In the latest of a series of mass shooting in the United States, a man armed with a rifle and handgun opened fire inside a medical building in Tulsa, Oklahoma, killing four people, authorities said. Tulsa's deputy police chief Jonathan Brooks told reporters outside the St. Francis Hospital campus that the shooter died of a self-inflicted wound.
Deputy Chief Eric Dalgleish of the Tulsa Police Department verified the death toll and said that the shooter was also dead, reportedly from a self-inflicted gunshot wound. The cause of the mass shooting was unknown. According to Dalgleish, the unnamed gunman used both a handgun and a rifle during the incident.
Dalgleish said police arrived three minutes after dispatchers received the call and made contact with the gunman one minute later. Multiple people were injured, according to police Capt. Richard Meulenberg, and the medical complex was a "catastrophic scene". The dead have yet to be identified, according to police and hospital officials.

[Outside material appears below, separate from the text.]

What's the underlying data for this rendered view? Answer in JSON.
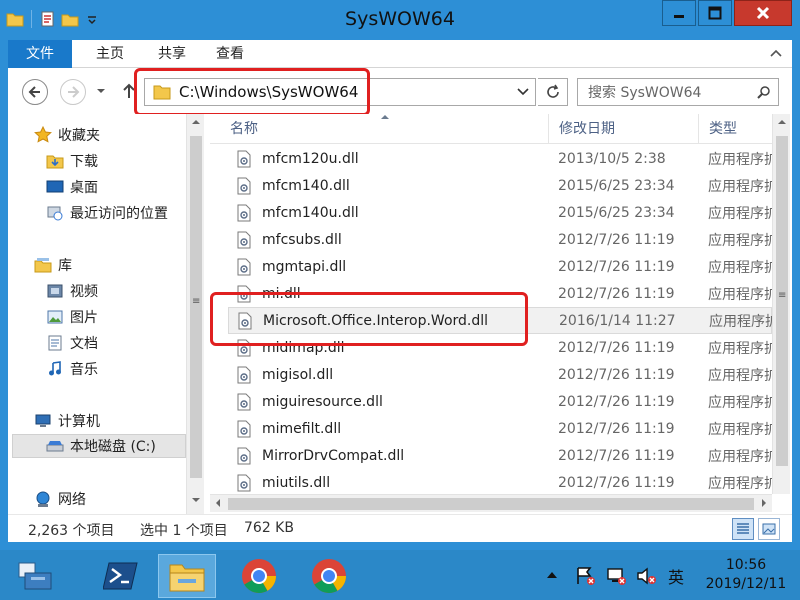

“Officers are currently going through every room in the building checking for additional threats," police said in a Facebook post just before 6 p.m. “We know there are multiple injuries, and potentially multiple casualties."
St. Francis Health System locked down its campus Wednesday afternoon because of the situation at the Natalie Medical Building. The Natalie building houses an outpatient surgery centre and a breast health centre.

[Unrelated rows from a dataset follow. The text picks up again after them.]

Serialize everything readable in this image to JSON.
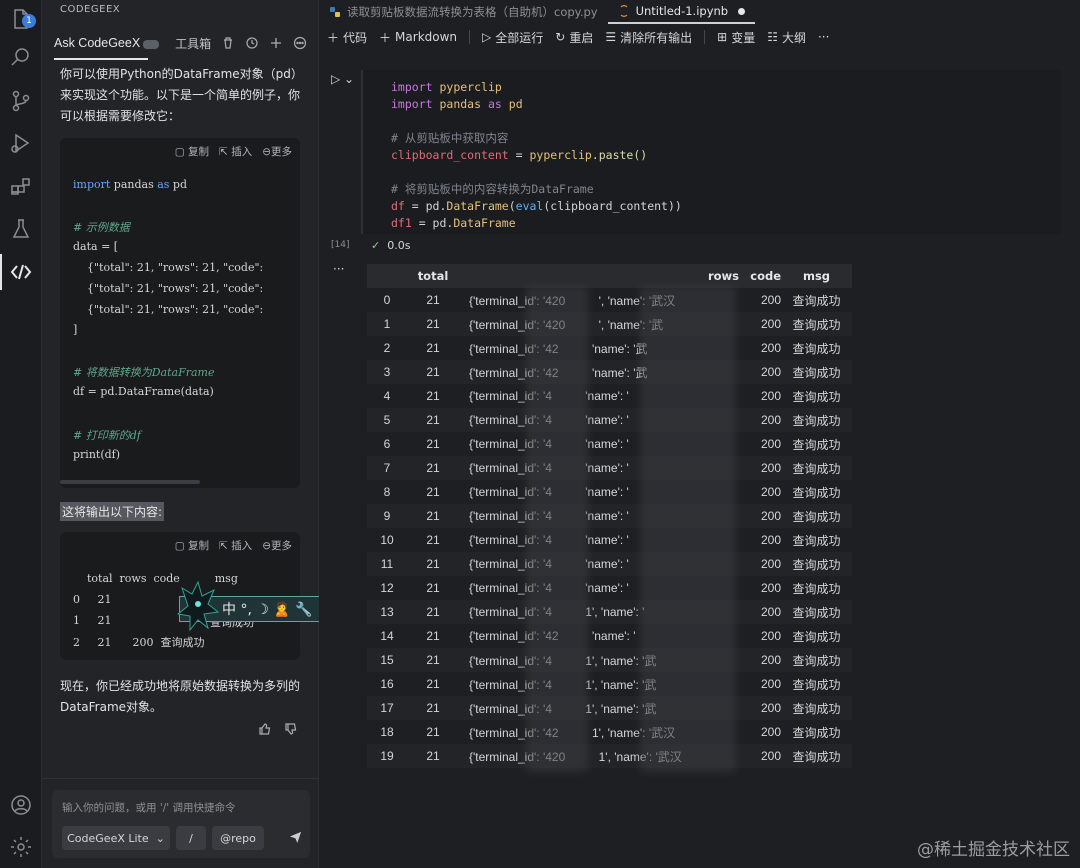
{
  "activity": {
    "badge": "1"
  },
  "panel": {
    "section_title": "CODEGEEX",
    "ask_title": "Ask CodeGeeX",
    "tools_label": "工具箱",
    "intro_text": "你可以使用Python的DataFrame对象（pd）来实现这个功能。以下是一个简单的例子，你可以根据需要修改它：",
    "code_actions": {
      "copy": "复制",
      "insert": "插入",
      "more": "更多"
    },
    "code_block": {
      "line1_kw": "import",
      "line1_rest": " pandas ",
      "line1_as": "as",
      "line1_alias": " pd",
      "comment1": "# 示例数据",
      "line_data": "data = [",
      "row_line": "    {\"total\": 21, \"rows\": 21, \"code\":",
      "close": "]",
      "comment2": "# 将数据转换为DataFrame",
      "line_df": "df = pd.DataFrame(data)",
      "comment3": "# 打印新的df",
      "line_print": "print(df)"
    },
    "highlight_text": "这将输出以下内容:",
    "output_block": {
      "header": "    total  rows  code          msg",
      "row0": "0     21",
      "row1": "1     21",
      "row2": "2     21      200  查询成功",
      "row1_msg": "查询成功"
    },
    "ime": {
      "label": "中 °, ☽ 🙎 🔧"
    },
    "conclusion_text": "现在，你已经成功地将原始数据转换为多列的DataFrame对象。",
    "input": {
      "placeholder": "输入你的问题，或用 '/' 调用快捷命令",
      "model": "CodeGeeX Lite",
      "slash": "/",
      "repo": "@repo"
    }
  },
  "editor": {
    "tabs": [
      {
        "label": "读取剪贴板数据流转换为表格（自助机）copy.py"
      },
      {
        "label": "Untitled-1.ipynb"
      }
    ],
    "toolbar": {
      "code": "代码",
      "markdown": "Markdown",
      "run_all": "全部运行",
      "restart": "重启",
      "clear_outputs": "清除所有输出",
      "variables": "变量",
      "outline": "大纲",
      "more": "···"
    },
    "cell": {
      "exec_count": "[14]",
      "exec_time": "0.0s",
      "lines": {
        "l1_kw": "import",
        "l1_mod": "pyperclip",
        "l2_kw": "import",
        "l2_mod": "pandas",
        "l2_as": "as",
        "l2_alias": "pd",
        "c1": "# 从剪贴板中获取内容",
        "l3_var": "clipboard_content",
        "l3_eq": " = ",
        "l3_mod": "pyperclip",
        "l3_fn": ".paste()",
        "c2": "# 将剪贴板中的内容转换为DataFrame",
        "l4_var": "df",
        "l4_rest": " = pd.",
        "l4_cls": "DataFrame",
        "l4_open": "(",
        "l4_fn": "eval",
        "l4_arg": "(clipboard_content))",
        "l5_var": "df1",
        "l5_rest": " = pd.",
        "l5_cls": "DataFrame"
      }
    },
    "dataframe": {
      "columns": [
        "total",
        "rows",
        "code",
        "msg"
      ],
      "rows": [
        {
          "idx": "0",
          "total": "21",
          "rows": "{'terminal_id': '420",
          "rows2": "', 'name': '武汉",
          "code": "200",
          "msg": "查询成功"
        },
        {
          "idx": "1",
          "total": "21",
          "rows": "{'terminal_id': '420",
          "rows2": "', 'name': '武",
          "code": "200",
          "msg": "查询成功"
        },
        {
          "idx": "2",
          "total": "21",
          "rows": "{'terminal_id': '42",
          "rows2": "'name': '武",
          "code": "200",
          "msg": "查询成功"
        },
        {
          "idx": "3",
          "total": "21",
          "rows": "{'terminal_id': '42",
          "rows2": "'name': '武",
          "code": "200",
          "msg": "查询成功"
        },
        {
          "idx": "4",
          "total": "21",
          "rows": "{'terminal_id': '4",
          "rows2": "'name': '",
          "code": "200",
          "msg": "查询成功"
        },
        {
          "idx": "5",
          "total": "21",
          "rows": "{'terminal_id': '4",
          "rows2": "'name': '",
          "code": "200",
          "msg": "查询成功"
        },
        {
          "idx": "6",
          "total": "21",
          "rows": "{'terminal_id': '4",
          "rows2": "'name': '",
          "code": "200",
          "msg": "查询成功"
        },
        {
          "idx": "7",
          "total": "21",
          "rows": "{'terminal_id': '4",
          "rows2": "'name': '",
          "code": "200",
          "msg": "查询成功"
        },
        {
          "idx": "8",
          "total": "21",
          "rows": "{'terminal_id': '4",
          "rows2": "'name': '",
          "code": "200",
          "msg": "查询成功"
        },
        {
          "idx": "9",
          "total": "21",
          "rows": "{'terminal_id': '4",
          "rows2": "'name': '",
          "code": "200",
          "msg": "查询成功"
        },
        {
          "idx": "10",
          "total": "21",
          "rows": "{'terminal_id': '4",
          "rows2": "'name': '",
          "code": "200",
          "msg": "查询成功"
        },
        {
          "idx": "11",
          "total": "21",
          "rows": "{'terminal_id': '4",
          "rows2": "'name': '",
          "code": "200",
          "msg": "查询成功"
        },
        {
          "idx": "12",
          "total": "21",
          "rows": "{'terminal_id': '4",
          "rows2": "'name': '",
          "code": "200",
          "msg": "查询成功"
        },
        {
          "idx": "13",
          "total": "21",
          "rows": "{'terminal_id': '4",
          "rows2": "1', 'name': '",
          "code": "200",
          "msg": "查询成功"
        },
        {
          "idx": "14",
          "total": "21",
          "rows": "{'terminal_id': '42",
          "rows2": "'name': '",
          "code": "200",
          "msg": "查询成功"
        },
        {
          "idx": "15",
          "total": "21",
          "rows": "{'terminal_id': '4",
          "rows2": "1', 'name': '武",
          "code": "200",
          "msg": "查询成功"
        },
        {
          "idx": "16",
          "total": "21",
          "rows": "{'terminal_id': '4",
          "rows2": "1', 'name': '武",
          "code": "200",
          "msg": "查询成功"
        },
        {
          "idx": "17",
          "total": "21",
          "rows": "{'terminal_id': '4",
          "rows2": "1', 'name': '武",
          "code": "200",
          "msg": "查询成功"
        },
        {
          "idx": "18",
          "total": "21",
          "rows": "{'terminal_id': '42",
          "rows2": "1', 'name': '武汉",
          "code": "200",
          "msg": "查询成功"
        },
        {
          "idx": "19",
          "total": "21",
          "rows": "{'terminal_id': '420",
          "rows2": "1', 'name': '武汉",
          "code": "200",
          "msg": "查询成功"
        }
      ]
    }
  },
  "watermark": "@稀土掘金技术社区"
}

Tulsa resident Nicholas O’Brien, whose mother was in a nearby building when the shooting occurred, told reporters that he rushed to the scene.
“They were rushing people out. I don’t know if some of them were injured or just have been injured during the shooting, but some of them couldn’t walk very well. But they were just kind of wobbling and stumbling and getting them out of there," he said.
"I was pretty anxious. So once I got here and then I heard that she (his mother) was OK, the shooter had been shot and was down, I felt a lot better. It still is horrible what happened," O'Brien said.
The mass shooting in the US on June 2 comes just eight days after an 18-year-old gunman opened fire at Robb Elementary School in Uvalde, Texas, killing 19 children and two teachers before being fatally shot himself, and less than two weeks after a white man is accused of killing ten Black people in a racist attack at a Buffalo supermarket.The recent Memorial Day weekend saw multiple mass shootings nationwide, even as single-death incidents accounted for most gun fatalities.
Agents from the Bureau of Alcohol, Tobacco, Firearms and Explosives were also at the scene, a spokesperson said. A reunification centre for families to find their loved ones was set up at a nearby high school.